Hi,
I have downloaded the phi-2 model to local disk, and I tried to run NanoLLM chat using the local model path as following:
python3 -m nano_llm.chat --api mlc \
--model /root/phi-2/ \
--quantization q4f16_ft
I got the following error:
/usr/local/lib/python3.10/dist-packages/transformers/utils/hub.py:127: FutureWarning: Using `TRANSFORMERS_CACHE` is deprecated and will be removed in v5 of Transformers. Use `HF_HOME` instead.
warnings.warn(
Traceback (most recent call last):
File "/usr/lib/python3.10/runpy.py", line 187, in _run_module_as_main
mod_name, mod_spec, code = _get_module_details(mod_name, _Error)

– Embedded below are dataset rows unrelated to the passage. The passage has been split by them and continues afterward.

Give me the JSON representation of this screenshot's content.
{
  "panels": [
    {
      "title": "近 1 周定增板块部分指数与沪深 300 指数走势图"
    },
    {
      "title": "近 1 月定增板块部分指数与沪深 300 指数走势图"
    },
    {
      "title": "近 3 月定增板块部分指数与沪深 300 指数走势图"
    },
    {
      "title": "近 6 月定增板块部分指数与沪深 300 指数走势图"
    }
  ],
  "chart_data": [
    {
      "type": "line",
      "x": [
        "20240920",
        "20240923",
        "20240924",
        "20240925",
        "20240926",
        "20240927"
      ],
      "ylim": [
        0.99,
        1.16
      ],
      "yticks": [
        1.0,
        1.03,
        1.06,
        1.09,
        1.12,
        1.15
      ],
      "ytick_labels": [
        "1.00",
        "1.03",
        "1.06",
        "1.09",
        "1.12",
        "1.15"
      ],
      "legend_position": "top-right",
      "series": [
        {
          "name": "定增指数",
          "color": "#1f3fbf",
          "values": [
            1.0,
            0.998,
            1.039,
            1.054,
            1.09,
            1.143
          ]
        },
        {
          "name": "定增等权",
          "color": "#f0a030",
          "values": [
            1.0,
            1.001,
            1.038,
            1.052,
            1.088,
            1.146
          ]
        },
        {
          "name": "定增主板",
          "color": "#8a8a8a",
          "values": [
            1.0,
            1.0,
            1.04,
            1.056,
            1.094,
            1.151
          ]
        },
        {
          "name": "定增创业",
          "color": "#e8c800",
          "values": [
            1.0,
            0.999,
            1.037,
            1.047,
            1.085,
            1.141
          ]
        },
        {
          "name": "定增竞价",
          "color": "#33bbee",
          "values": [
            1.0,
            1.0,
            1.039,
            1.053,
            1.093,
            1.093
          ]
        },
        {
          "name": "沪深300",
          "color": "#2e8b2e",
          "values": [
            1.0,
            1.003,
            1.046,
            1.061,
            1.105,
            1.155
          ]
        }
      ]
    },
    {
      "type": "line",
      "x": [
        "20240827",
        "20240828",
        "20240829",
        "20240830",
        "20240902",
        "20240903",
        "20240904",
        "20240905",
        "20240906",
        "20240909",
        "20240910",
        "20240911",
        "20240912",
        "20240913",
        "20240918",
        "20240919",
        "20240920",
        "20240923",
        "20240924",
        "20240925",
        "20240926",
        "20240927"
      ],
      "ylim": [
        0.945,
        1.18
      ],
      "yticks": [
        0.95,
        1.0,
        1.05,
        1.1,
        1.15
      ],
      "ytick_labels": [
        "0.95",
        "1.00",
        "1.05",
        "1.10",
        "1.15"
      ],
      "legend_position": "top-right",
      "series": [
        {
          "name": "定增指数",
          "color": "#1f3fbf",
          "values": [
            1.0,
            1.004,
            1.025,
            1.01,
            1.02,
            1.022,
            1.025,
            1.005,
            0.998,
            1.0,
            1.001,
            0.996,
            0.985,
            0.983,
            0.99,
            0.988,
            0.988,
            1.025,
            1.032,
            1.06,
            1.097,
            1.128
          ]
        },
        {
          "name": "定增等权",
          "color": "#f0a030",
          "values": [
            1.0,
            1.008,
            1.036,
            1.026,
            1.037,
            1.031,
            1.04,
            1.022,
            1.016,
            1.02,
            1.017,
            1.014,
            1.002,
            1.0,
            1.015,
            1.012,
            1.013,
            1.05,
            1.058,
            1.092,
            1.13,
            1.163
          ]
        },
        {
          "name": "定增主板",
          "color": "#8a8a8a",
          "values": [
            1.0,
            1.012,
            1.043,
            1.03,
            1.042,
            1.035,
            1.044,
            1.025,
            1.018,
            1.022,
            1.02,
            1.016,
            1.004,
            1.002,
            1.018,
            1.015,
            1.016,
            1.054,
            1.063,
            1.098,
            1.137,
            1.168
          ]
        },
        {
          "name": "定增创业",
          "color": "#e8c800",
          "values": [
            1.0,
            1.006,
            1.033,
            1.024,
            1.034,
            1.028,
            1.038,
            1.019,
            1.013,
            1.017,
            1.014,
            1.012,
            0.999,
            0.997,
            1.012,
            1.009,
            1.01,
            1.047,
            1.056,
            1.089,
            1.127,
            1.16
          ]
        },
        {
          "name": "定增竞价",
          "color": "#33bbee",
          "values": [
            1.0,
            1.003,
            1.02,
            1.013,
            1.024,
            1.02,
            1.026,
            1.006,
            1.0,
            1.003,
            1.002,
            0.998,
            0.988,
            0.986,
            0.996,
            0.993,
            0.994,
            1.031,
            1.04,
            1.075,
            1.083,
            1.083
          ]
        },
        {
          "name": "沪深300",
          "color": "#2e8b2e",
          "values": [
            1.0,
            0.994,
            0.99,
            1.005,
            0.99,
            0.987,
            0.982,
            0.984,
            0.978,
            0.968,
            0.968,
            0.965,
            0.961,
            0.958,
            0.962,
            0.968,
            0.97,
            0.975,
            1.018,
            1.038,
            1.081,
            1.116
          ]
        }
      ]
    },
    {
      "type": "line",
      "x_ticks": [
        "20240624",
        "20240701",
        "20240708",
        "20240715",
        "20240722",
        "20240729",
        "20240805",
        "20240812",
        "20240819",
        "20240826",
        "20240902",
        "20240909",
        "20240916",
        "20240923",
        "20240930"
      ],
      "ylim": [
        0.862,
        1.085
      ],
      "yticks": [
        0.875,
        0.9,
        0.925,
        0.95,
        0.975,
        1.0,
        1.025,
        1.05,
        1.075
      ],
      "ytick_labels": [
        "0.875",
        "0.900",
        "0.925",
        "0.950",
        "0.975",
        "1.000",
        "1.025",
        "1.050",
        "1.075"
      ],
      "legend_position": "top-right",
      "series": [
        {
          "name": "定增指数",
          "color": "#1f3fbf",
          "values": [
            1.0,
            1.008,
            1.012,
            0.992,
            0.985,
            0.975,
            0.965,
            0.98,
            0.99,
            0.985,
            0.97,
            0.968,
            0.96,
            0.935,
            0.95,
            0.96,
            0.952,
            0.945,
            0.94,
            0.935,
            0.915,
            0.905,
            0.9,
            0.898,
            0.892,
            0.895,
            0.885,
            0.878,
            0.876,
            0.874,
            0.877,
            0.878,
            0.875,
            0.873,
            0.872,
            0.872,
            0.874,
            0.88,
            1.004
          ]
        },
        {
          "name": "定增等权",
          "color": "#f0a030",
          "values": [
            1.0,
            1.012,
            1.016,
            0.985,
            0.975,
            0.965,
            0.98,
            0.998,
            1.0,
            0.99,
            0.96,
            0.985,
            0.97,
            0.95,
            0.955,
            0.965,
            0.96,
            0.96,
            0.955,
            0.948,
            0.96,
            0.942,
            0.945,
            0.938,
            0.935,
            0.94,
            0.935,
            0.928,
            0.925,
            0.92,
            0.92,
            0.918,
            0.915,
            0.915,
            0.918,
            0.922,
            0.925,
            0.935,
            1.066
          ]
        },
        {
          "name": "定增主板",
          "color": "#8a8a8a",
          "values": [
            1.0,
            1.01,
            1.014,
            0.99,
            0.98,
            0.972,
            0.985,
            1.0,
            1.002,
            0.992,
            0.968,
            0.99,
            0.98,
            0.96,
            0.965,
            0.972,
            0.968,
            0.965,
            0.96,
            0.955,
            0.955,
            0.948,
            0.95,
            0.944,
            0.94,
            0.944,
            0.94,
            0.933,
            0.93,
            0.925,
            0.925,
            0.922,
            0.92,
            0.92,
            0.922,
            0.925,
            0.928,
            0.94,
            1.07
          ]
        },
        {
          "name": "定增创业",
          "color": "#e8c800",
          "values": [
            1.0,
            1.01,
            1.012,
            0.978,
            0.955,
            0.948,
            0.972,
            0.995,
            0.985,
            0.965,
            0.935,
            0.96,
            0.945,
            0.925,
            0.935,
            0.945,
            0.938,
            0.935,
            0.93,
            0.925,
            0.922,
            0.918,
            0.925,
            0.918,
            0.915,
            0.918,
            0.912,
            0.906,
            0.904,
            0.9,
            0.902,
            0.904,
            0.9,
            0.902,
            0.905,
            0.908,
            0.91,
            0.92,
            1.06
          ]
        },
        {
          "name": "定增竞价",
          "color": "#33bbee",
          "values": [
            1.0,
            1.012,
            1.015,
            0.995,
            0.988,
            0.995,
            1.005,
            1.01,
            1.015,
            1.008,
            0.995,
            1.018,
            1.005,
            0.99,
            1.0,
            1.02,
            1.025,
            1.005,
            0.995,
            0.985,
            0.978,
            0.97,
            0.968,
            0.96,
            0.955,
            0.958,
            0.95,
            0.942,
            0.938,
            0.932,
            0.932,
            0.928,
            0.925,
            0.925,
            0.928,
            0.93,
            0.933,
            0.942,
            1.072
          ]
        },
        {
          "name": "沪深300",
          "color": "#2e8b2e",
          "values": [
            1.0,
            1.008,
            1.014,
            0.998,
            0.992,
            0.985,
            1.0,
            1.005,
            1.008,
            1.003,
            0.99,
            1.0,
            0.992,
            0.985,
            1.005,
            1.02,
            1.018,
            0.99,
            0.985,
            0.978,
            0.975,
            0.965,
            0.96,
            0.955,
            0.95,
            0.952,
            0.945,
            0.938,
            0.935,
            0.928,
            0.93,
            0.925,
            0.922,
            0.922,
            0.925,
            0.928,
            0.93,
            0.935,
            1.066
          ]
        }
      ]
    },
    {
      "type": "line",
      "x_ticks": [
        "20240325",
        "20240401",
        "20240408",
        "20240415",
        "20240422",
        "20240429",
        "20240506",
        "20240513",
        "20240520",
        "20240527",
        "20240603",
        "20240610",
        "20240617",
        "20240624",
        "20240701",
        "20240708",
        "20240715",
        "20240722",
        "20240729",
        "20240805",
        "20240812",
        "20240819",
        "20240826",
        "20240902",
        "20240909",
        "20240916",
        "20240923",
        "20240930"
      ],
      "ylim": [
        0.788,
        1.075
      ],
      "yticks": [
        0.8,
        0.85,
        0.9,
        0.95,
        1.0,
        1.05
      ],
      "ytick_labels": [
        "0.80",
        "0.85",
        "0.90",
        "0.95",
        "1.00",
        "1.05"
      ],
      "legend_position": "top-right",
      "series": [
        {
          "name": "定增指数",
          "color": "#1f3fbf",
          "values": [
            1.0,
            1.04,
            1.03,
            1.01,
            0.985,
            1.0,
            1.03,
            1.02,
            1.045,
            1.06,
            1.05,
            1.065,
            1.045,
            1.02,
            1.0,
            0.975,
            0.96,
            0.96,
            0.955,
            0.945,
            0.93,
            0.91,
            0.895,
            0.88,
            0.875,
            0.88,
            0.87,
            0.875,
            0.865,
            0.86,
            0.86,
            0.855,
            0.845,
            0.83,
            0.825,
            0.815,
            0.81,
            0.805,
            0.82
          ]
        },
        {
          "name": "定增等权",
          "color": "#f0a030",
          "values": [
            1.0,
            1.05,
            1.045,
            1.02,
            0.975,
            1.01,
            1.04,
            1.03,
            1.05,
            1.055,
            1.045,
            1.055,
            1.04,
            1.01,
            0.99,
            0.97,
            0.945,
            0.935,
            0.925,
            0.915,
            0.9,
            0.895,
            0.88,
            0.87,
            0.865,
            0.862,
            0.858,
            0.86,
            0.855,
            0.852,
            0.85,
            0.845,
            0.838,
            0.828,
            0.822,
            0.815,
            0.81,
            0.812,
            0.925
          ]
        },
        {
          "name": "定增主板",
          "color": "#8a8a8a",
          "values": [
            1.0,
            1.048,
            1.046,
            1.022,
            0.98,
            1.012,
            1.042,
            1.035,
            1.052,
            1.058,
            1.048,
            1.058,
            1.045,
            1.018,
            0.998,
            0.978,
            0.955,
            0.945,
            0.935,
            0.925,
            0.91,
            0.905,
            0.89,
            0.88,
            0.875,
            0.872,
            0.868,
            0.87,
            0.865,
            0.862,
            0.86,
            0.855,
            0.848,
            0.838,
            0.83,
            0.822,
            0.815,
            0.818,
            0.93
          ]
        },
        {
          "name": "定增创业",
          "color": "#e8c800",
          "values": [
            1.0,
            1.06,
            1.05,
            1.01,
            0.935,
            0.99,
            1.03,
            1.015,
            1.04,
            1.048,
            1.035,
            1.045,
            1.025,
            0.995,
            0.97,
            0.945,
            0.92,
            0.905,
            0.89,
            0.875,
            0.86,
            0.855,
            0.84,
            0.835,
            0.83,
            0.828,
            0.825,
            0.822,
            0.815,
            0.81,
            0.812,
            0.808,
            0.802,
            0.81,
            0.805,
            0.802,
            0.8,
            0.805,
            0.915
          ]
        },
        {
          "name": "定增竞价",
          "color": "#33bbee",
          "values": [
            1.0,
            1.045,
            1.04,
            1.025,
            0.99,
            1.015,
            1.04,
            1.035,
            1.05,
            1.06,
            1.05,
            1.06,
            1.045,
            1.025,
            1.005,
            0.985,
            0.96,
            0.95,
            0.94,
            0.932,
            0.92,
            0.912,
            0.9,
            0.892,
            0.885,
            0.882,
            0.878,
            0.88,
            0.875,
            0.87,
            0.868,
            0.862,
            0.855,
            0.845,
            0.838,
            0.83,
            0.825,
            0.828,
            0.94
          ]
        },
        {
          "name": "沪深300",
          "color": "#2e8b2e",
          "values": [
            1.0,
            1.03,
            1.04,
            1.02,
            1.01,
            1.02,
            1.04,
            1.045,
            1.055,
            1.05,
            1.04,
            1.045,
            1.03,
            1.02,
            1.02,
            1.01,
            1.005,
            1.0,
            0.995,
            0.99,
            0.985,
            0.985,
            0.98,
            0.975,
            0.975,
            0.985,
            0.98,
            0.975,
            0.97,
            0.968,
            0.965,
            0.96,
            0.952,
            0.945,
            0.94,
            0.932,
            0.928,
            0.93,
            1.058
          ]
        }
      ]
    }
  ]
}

File "/usr/lib/python3.10/runpy.py", line 110, in _get_module_details
__import__(pkg_name)
File "/opt/NanoLLM/nano_llm/__init__.py", line 2, in <module>
from .nano_llm import NanoLLM
File "/opt/NanoLLM/nano_llm/nano_llm.py", line 14, in <module>
from .vision import CLIPVisionModel, MMProjector
File "/opt/NanoLLM/nano_llm/vision/__init__.py", line 3, in <module>
from .clip import CLIPVisionModel
File "/opt/NanoLLM/nano_llm/vision/clip.py", line 2, in <module>
from clip_trt import CLIPVisionModel
File "/opt/clip_trt/clip_trt/__init__.py", line 2, in <module>
from .text import CLIPTextModel
File "/opt/clip_trt/clip_trt/text.py", line 10, in <module>
import torch2trt
File "/usr/local/lib/python3.10/dist-packages/torch2trt/__init__.py", line 1, in <module>
from .torch2trt import *
File "/usr/local/lib/python3.10/dist-packages/torch2trt/torch2trt.py", line 2, in <module>
import tensorrt as trt
File "/usr/lib/python3.10/dist-packages/tensorrt/__init__.py", line 67, in <module>
from .tensorrt import *
ImportError: /usr/lib/aarch64-linux-gnu/nvidia/libnvdla_compiler.so: file too short
So how do I use the local path when running nanollm? Thx!